Architecture is the crucible of HDR programs. The hard edges between light and dark areas generate halos etc. Up to this point I ALMOST ALWAYS found it better to light the site artificially rather than try and make an HDR image look decent. Don't think I didn't try. I own or have tried most if not all the HDR programs out there and largely given up in frustration.
Then came Lightroom 3 and the Enfuse Plugin. I have much testing to do, but my initial tests show great potential. The test below (bottom) is the DEFAULT settings from a 2 stop exposure bracket, straight from the DNGs in LR3. The image on the top is the unaltered "middle" exposure. Hmmmm........

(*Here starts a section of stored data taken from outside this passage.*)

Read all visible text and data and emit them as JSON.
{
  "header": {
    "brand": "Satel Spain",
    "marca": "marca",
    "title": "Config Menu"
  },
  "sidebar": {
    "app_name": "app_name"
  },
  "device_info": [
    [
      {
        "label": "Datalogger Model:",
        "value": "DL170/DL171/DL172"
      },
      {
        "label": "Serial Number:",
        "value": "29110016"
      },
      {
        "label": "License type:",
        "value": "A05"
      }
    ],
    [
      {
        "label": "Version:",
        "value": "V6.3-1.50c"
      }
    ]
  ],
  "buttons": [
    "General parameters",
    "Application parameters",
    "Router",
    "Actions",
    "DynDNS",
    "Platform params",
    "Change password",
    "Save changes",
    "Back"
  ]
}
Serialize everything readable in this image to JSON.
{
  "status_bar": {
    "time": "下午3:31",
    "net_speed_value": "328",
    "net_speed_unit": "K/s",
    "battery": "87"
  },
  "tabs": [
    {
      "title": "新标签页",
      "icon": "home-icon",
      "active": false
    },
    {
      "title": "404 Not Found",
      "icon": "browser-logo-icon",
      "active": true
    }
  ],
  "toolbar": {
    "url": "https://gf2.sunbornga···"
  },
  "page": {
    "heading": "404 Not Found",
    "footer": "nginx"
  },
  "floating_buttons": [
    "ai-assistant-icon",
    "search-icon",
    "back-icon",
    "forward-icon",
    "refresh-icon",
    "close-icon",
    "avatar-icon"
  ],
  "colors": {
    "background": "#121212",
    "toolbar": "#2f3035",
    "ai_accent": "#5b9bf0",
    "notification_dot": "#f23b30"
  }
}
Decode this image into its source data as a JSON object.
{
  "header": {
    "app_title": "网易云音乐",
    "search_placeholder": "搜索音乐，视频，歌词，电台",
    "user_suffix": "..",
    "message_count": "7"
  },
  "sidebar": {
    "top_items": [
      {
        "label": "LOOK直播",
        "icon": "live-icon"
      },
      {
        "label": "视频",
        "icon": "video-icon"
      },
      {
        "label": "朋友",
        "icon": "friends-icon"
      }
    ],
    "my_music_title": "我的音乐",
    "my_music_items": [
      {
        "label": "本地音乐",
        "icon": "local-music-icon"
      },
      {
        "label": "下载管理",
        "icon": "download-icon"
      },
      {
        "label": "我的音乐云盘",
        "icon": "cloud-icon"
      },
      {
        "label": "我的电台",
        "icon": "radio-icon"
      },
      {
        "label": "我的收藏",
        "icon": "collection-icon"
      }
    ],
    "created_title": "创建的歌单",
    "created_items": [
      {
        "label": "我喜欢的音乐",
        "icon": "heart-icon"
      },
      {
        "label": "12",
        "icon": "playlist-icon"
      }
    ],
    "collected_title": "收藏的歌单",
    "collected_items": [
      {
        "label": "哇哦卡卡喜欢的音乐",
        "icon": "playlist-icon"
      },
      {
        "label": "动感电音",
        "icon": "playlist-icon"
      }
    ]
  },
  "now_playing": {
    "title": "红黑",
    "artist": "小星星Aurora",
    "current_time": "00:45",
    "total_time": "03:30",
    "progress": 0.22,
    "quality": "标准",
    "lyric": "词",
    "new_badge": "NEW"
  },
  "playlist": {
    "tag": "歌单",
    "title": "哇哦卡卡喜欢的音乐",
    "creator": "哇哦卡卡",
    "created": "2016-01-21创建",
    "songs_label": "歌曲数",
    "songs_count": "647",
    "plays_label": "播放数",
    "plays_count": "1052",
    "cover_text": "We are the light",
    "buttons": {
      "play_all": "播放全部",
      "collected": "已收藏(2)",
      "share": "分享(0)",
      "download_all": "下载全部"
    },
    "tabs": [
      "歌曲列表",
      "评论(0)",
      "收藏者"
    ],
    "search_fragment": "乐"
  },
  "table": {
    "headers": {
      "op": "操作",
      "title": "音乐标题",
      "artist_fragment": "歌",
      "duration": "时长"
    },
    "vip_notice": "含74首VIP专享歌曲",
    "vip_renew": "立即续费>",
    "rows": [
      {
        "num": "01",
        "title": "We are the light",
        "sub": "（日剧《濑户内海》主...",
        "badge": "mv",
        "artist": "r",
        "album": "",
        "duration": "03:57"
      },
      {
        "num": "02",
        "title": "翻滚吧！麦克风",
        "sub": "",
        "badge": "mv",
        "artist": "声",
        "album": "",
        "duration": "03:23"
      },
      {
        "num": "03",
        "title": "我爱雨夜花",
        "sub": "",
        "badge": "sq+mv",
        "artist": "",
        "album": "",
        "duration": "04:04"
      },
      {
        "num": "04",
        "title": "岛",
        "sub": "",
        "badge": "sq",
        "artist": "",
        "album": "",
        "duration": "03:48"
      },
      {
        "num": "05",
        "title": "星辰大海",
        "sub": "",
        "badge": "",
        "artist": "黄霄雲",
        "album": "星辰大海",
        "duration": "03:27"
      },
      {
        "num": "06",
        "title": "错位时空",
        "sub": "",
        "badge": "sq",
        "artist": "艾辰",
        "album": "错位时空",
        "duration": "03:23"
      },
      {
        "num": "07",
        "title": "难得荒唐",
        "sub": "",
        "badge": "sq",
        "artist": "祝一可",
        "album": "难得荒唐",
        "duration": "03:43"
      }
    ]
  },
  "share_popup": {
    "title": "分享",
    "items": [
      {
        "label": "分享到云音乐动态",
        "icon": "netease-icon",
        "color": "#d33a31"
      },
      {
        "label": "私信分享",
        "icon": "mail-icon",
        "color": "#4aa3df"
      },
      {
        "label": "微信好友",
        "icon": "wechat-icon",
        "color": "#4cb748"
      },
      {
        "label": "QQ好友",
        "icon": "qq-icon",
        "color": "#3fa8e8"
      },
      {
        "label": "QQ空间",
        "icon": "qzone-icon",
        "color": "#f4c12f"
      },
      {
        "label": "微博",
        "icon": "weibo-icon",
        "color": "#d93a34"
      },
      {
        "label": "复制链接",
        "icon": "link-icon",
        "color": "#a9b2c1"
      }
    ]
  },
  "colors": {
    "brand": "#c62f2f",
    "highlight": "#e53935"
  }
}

Architecture by Dekker Perich Sabatini-Albuquerque, Las Vegas and Amarillo. The University of Nevada Reno Center for Molecular Medicine in Reno Nevada.
Now you might say that this could be done by boosting the Recovery and Fill Light sliders and.......yes you could and I did, but you concurrently generate pattern noise in the shadows you boost. Enfuse's method of sampling the shadows from the brightest exposure creates bright shadows with zero noise (this is typical of all the HDR programs I have tested).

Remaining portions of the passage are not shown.